Not sure what it means yet, but the graph attribute being false means it doesn't represent a function? https://www.tensorflow.org/api_docs/python/tf/Graph#attributes

farice commented 2 years ago

Figured it out - the kernel var need to be constructed using self.add_weight within the scope of build. Using tf.Variable is fine in __init__

https://keras.io/guides/making_new_layers_and_models_via_subclassing/

zaqqwerty commented 2 years ago

Still can't get it to work when I initialize the variable in the __init__

farice commented 2 years ago

When i got it to work I used self.add_weight, keeping things in build.

Sent from my iPhone

On Jan 27, 2022, at 7:17 PM, Antonio Martinez @.***> wrote:

 Still can't get it to work when I initialize the variable in the init

— Reply to this email directly, view it on GitHub, or unsubscribe.

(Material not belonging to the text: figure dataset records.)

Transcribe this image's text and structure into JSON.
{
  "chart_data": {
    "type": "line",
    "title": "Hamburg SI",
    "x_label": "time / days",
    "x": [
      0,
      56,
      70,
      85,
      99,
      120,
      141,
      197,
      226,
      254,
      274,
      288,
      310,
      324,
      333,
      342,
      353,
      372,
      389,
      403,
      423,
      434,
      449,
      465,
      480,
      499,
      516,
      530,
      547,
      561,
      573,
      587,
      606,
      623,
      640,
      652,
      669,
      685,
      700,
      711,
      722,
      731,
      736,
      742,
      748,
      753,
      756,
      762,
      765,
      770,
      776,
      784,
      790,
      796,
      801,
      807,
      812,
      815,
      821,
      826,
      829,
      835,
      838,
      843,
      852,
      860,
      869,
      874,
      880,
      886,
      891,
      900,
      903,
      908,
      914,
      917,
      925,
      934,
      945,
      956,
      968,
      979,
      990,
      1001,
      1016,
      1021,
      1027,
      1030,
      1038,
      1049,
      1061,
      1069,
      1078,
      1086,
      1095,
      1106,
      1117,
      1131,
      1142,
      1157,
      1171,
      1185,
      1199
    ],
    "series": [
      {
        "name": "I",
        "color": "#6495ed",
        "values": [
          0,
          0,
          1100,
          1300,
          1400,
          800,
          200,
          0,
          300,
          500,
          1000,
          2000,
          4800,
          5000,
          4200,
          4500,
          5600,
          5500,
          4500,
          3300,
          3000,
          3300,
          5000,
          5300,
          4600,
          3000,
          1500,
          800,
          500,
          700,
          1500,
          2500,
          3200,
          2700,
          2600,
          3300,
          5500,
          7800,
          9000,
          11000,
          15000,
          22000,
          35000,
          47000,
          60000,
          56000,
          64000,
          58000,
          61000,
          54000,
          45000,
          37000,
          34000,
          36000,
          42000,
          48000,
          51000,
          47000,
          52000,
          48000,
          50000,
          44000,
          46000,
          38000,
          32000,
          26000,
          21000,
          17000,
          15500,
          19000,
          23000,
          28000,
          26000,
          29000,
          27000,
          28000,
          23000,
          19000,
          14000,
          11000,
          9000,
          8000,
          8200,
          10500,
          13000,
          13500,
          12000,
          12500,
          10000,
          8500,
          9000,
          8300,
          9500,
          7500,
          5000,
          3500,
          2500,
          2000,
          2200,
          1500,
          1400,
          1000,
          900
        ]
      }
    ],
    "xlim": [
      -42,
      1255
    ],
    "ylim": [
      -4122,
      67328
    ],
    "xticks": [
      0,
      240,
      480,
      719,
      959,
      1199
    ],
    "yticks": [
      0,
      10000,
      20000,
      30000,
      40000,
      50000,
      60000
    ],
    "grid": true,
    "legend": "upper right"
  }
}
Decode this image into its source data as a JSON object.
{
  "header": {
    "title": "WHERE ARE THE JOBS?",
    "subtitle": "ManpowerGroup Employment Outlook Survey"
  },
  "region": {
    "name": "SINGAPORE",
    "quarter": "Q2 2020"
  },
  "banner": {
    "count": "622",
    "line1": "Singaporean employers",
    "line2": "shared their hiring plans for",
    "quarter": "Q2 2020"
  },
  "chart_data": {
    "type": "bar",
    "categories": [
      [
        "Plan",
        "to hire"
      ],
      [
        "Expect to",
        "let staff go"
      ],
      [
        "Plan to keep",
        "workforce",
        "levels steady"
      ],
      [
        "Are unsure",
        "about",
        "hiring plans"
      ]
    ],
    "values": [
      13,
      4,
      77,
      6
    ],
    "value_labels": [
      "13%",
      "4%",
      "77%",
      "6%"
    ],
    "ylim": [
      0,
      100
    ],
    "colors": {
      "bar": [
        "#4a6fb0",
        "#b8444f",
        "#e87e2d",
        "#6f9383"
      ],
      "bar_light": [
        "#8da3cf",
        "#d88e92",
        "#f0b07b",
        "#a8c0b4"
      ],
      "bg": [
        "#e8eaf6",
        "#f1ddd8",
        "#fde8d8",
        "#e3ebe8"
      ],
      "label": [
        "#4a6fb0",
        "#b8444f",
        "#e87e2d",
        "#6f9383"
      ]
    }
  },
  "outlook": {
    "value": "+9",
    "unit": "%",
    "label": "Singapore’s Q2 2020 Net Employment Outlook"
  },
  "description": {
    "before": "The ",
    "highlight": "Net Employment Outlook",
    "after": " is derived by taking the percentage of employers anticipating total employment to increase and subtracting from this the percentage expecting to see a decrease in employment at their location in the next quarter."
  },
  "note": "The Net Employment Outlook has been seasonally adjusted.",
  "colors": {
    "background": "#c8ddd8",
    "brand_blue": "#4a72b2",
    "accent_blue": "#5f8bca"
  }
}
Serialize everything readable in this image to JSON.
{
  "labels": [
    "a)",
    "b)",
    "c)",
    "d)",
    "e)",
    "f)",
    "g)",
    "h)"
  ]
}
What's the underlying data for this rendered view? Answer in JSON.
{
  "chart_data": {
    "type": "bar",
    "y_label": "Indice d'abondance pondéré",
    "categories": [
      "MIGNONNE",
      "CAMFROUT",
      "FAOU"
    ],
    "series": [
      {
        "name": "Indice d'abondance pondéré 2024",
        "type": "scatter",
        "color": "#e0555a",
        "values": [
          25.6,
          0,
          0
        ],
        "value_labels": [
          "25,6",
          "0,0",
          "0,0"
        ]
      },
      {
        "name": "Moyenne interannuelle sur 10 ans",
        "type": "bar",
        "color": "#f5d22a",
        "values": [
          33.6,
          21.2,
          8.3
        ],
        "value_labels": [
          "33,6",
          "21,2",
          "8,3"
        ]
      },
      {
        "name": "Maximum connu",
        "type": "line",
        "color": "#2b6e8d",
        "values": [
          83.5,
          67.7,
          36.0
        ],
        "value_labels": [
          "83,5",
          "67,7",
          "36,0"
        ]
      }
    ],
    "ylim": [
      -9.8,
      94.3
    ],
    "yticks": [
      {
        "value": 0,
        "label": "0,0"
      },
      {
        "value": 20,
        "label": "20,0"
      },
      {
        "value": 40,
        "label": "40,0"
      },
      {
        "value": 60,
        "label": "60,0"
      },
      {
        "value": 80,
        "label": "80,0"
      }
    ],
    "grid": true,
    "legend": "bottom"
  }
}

You are receiving this because you were mentioned.

farice commented 2 years ago

Here's what I had, for completeness:

class VariableDot(tf.keras.layers.Layer):
  """Utility layer for dotting input with a same-sized variable."""

  def __init__(self,
               initializer: tf.keras.initializers.Initializer = tf.keras
               .initializers.RandomUniform()):
    """Initializes a VariableDot layer.

    Args:
      initializer: A `tf.keras.initializers.Initializer` which specifies how to
        initialize the values of the parameters.
    """
    super().__init__()
    self._initializer = initializer

  def build(self, input_shape):
    """Initializes the internal variables."""
    self.kernel = self.add_weight(
        shape=(input_shape[-1],),
        initializer="random_uniform",
        trainable=True)

  def call(self, inputs):
    """Returns the dot product between the inputs and this layer's variables."""
    return tf.reduce_sum(inputs * self.kernel, -1)
@tfp_test_util.test_all_tf_execution_regimes
class VariableDotTest(tfp_test_util.TestCase):
  """Tests the VariableDot layer."""

  def test_layer(self):
    """Confirms the layer dots with inputs correctly."""

    constant = 2.5
    actual_layer_constant = energy_model_utils.VariableDot(
        tf.keras.initializers.Constant(constant))
    actual_layer_constant.build([None, 3])

    actual_layer_default = energy_model_utils.VariableDot()
    actual_layer_default.build([None, 3])

    inputs_list = [[1, 5, 9]]
    inputs = tf.constant(inputs_list, dtype=tf.float32)

    actual_outputs = actual_layer_constant(inputs)
    expected_outputs = tf.math.reduce_sum(inputs * constant, -1)
    self.assertAllEqual(actual_outputs, expected_outputs)

    actual_outputs = actual_layer_default(inputs)
    expected_outputs = []
    for inner in inputs_list:
      inner_sum = []
      for i, k in zip(inner, actual_layer_default.kernel.numpy()):
        inner_sum.append(i * k)
      expected_outputs.append(sum(inner_sum))
    self.assertAllClose(actual_outputs, expected_outputs)
zaqqwerty commented 2 years ago

@farice wrote up the decorator we discussed, seems to finally be working this way.